CfP #18: Italy: the New Domestic Landscape. The first half century
2022 marks the 50th anniversary of the most ambitious—even in the quantitative sense—exhibition on Italian design ever organized: Italy: The New Domestic Landscape: Achievements and Problems of Italian Design. Curated by the Argentine architect Emilio Ambasz, the show was held at New York’s MoMA between May and September 1972.
The details of the show are well documented both in the press coverage and collective memory. 160 objects and fourteen environments (eleven commissioned; the other three the outcome of a competition for young designers). The objects were selected by Ambasz and the other MoMA curators with economic and organizational support provided by the Italian Institute for Foreign Commerce and by numerous technical sponsors to the tune of $1.5 million U.S. dollars: at that time, the largest sum ever dedicated to a MoMA show.
The response to the exhibition was uniformly favorable among audience members or critics, drawing headlines like MoMa Mia, That’s Some Show.
Over the past half century, scholarship on the exhibition has focused on the environments (where the radical ambitions of the period are palpable), exceptional works by major figures (Sottsass, Aulenti, Bellini, Rosselli…), and on the exploration of the critical and political dimensions of projects openly engaged in a critique of the consumer economy.

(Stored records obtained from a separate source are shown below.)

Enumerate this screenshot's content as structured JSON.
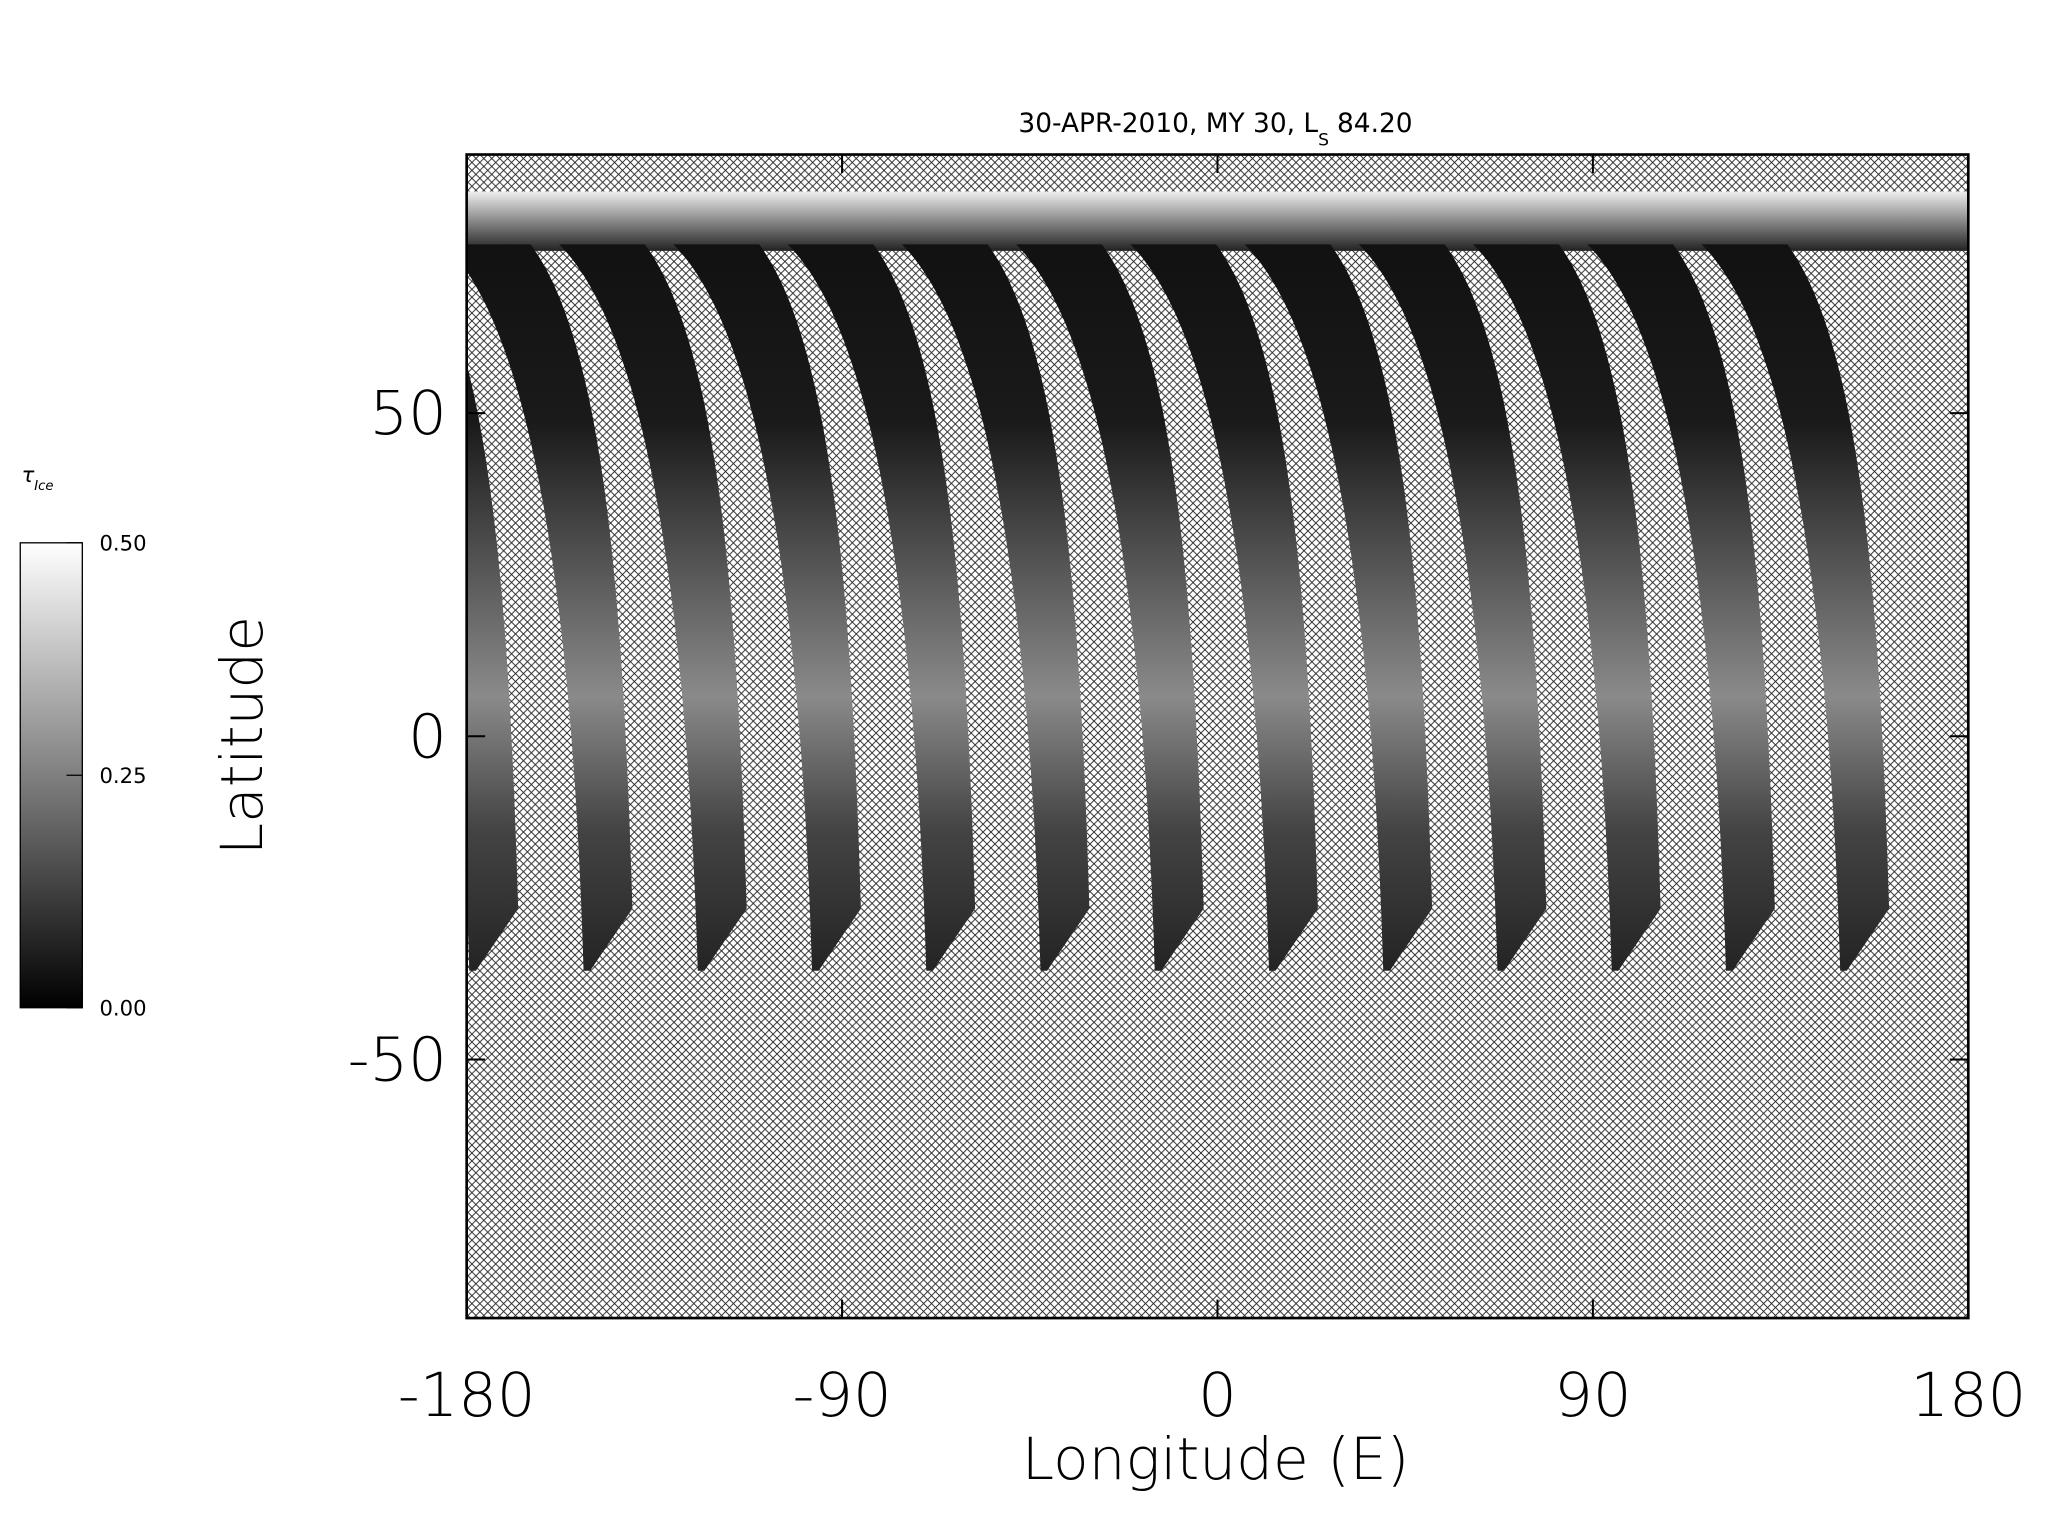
{
  "chart_data": {
    "type": "swath-map",
    "title": "30-APR-2010, MY 30,  L",
    "title_subscript": "S",
    "title_suffix": "84.20",
    "xlabel": "Longitude (E)",
    "ylabel": "Latitude",
    "xlim": [
      -180,
      180
    ],
    "ylim": [
      -90,
      90
    ],
    "xticks": [
      -180,
      -90,
      0,
      90,
      180
    ],
    "yticks": [
      -50,
      0,
      50
    ],
    "colorbar": {
      "label": "τ",
      "label_subscript": "Ice",
      "lim": [
        0,
        0.5
      ],
      "ticks": [
        {
          "value": 0,
          "label": "0.00"
        },
        {
          "value": 0.25,
          "label": "0.25"
        },
        {
          "value": 0.5,
          "label": "0.50"
        }
      ],
      "colors": [
        "#000000",
        "#ffffff"
      ]
    }
  }
}
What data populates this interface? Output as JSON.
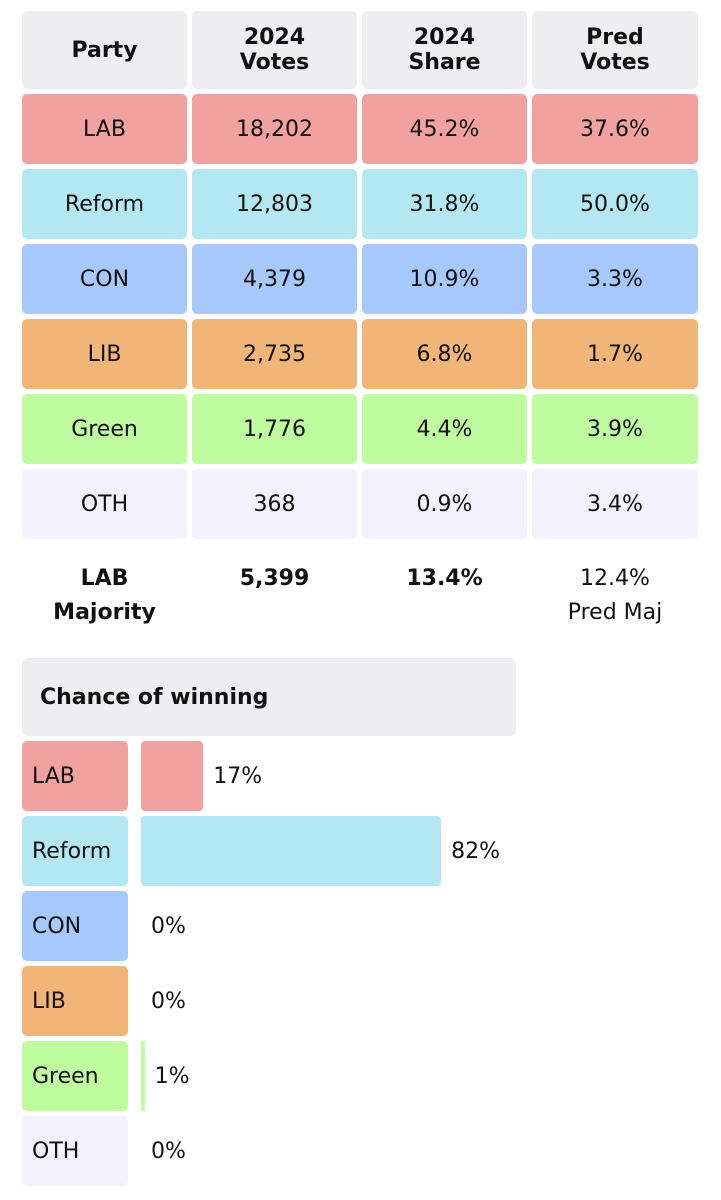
{
  "chart_data": [
    {
      "type": "table",
      "columns": [
        "Party",
        "2024\nVotes",
        "2024\nShare",
        "Pred\nVotes"
      ],
      "rows": [
        {
          "party": "LAB",
          "votes_2024": "18,202",
          "share_2024": "45.2%",
          "pred_votes": "37.6%",
          "color": "#f0a1a0"
        },
        {
          "party": "Reform",
          "votes_2024": "12,803",
          "share_2024": "31.8%",
          "pred_votes": "50.0%",
          "color": "#b3e8f3"
        },
        {
          "party": "CON",
          "votes_2024": "4,379",
          "share_2024": "10.9%",
          "pred_votes": "3.3%",
          "color": "#a7c8fa"
        },
        {
          "party": "LIB",
          "votes_2024": "2,735",
          "share_2024": "6.8%",
          "pred_votes": "1.7%",
          "color": "#f1b578"
        },
        {
          "party": "Green",
          "votes_2024": "1,776",
          "share_2024": "4.4%",
          "pred_votes": "3.9%",
          "color": "#bffb9f"
        },
        {
          "party": "OTH",
          "votes_2024": "368",
          "share_2024": "0.9%",
          "pred_votes": "3.4%",
          "color": "#f3f2fc"
        }
      ],
      "footer": {
        "label": "LAB\nMajority",
        "votes": "5,399",
        "share": "13.4%",
        "pred": "12.4%\nPred Maj"
      }
    },
    {
      "type": "bar",
      "title": "Chance of winning",
      "categories": [
        "LAB",
        "Reform",
        "CON",
        "LIB",
        "Green",
        "OTH"
      ],
      "values": [
        17,
        82,
        0,
        0,
        1,
        0
      ],
      "value_labels": [
        "17%",
        "82%",
        "0%",
        "0%",
        "1%",
        "0%"
      ],
      "colors": [
        "#f0a1a0",
        "#b3e8f3",
        "#a7c8fa",
        "#f1b578",
        "#bffb9f",
        "#f3f2fc"
      ],
      "xlim": [
        0,
        100
      ]
    }
  ]
}
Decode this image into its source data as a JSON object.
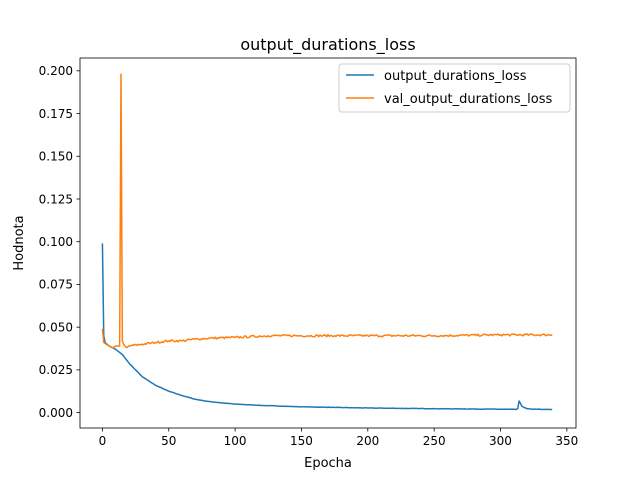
{
  "chart_data": {
    "type": "line",
    "title": "output_durations_loss",
    "xlabel": "Epocha",
    "ylabel": "Hodnota",
    "xlim": [
      -16.9,
      356.9
    ],
    "ylim": [
      -0.009,
      0.2075
    ],
    "xticks": [
      0,
      50,
      100,
      150,
      200,
      250,
      300,
      350
    ],
    "xtick_labels": [
      "0",
      "50",
      "100",
      "150",
      "200",
      "250",
      "300",
      "350"
    ],
    "yticks": [
      0.0,
      0.025,
      0.05,
      0.075,
      0.1,
      0.125,
      0.15,
      0.175,
      0.2
    ],
    "ytick_labels": [
      "0.000",
      "0.025",
      "0.050",
      "0.075",
      "0.100",
      "0.125",
      "0.150",
      "0.175",
      "0.200"
    ],
    "grid": false,
    "legend": {
      "placement": "top-right"
    },
    "epochs": 340,
    "series": [
      {
        "name": "output_durations_loss",
        "color": "#1f77b4",
        "keypoints": [
          [
            0,
            0.099
          ],
          [
            1,
            0.045
          ],
          [
            2,
            0.041
          ],
          [
            5,
            0.039
          ],
          [
            10,
            0.037
          ],
          [
            15,
            0.034
          ],
          [
            20,
            0.029
          ],
          [
            25,
            0.025
          ],
          [
            30,
            0.021
          ],
          [
            40,
            0.016
          ],
          [
            50,
            0.0125
          ],
          [
            60,
            0.01
          ],
          [
            70,
            0.0078
          ],
          [
            80,
            0.0065
          ],
          [
            90,
            0.0057
          ],
          [
            100,
            0.005
          ],
          [
            120,
            0.0042
          ],
          [
            150,
            0.0034
          ],
          [
            200,
            0.0027
          ],
          [
            250,
            0.0023
          ],
          [
            300,
            0.002
          ],
          [
            312,
            0.0019
          ],
          [
            313,
            0.0025
          ],
          [
            314,
            0.0068
          ],
          [
            315,
            0.0055
          ],
          [
            316,
            0.0038
          ],
          [
            318,
            0.0029
          ],
          [
            320,
            0.0023
          ],
          [
            325,
            0.002
          ],
          [
            339,
            0.0018
          ]
        ]
      },
      {
        "name": "val_output_durations_loss",
        "color": "#ff7f0e",
        "keypoints": [
          [
            0,
            0.049
          ],
          [
            1,
            0.041
          ],
          [
            3,
            0.04
          ],
          [
            5,
            0.039
          ],
          [
            8,
            0.038
          ],
          [
            10,
            0.039
          ],
          [
            13,
            0.039
          ],
          [
            14,
            0.198
          ],
          [
            15,
            0.042
          ],
          [
            16,
            0.04
          ],
          [
            18,
            0.038
          ],
          [
            20,
            0.039
          ],
          [
            30,
            0.04
          ],
          [
            40,
            0.041
          ],
          [
            50,
            0.042
          ],
          [
            60,
            0.042
          ],
          [
            70,
            0.043
          ],
          [
            80,
            0.0435
          ],
          [
            100,
            0.044
          ],
          [
            125,
            0.045
          ],
          [
            150,
            0.045
          ],
          [
            175,
            0.045
          ],
          [
            200,
            0.045
          ],
          [
            250,
            0.045
          ],
          [
            300,
            0.0455
          ],
          [
            339,
            0.0455
          ]
        ]
      }
    ]
  }
}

The special issue of AIS/design Journal invites scholars in the fields of design, architecture, communications, and production history to approach this epochal exhibition from less familiar vantage points such as:
- critical writings published in accompanying publications, the Italian and international press (both general and specialized), and, naturally, the exhibition catalog itself.
- the role of the companies involved in the realization and support of the show.
- the juxtaposition of exhibition sections and taxonomies, read from the standpoint of the show’s protagonists.
- the show’s articulation of a structured approach to design practice, examined against the backdrop of period debates in Italy.
Ambasz’s ambitions were immodest. He sought not only to provide a comprehensive reconstruction of design’s “Italian Job” but to strategically position Italian design with rigor and originality within a broader global context.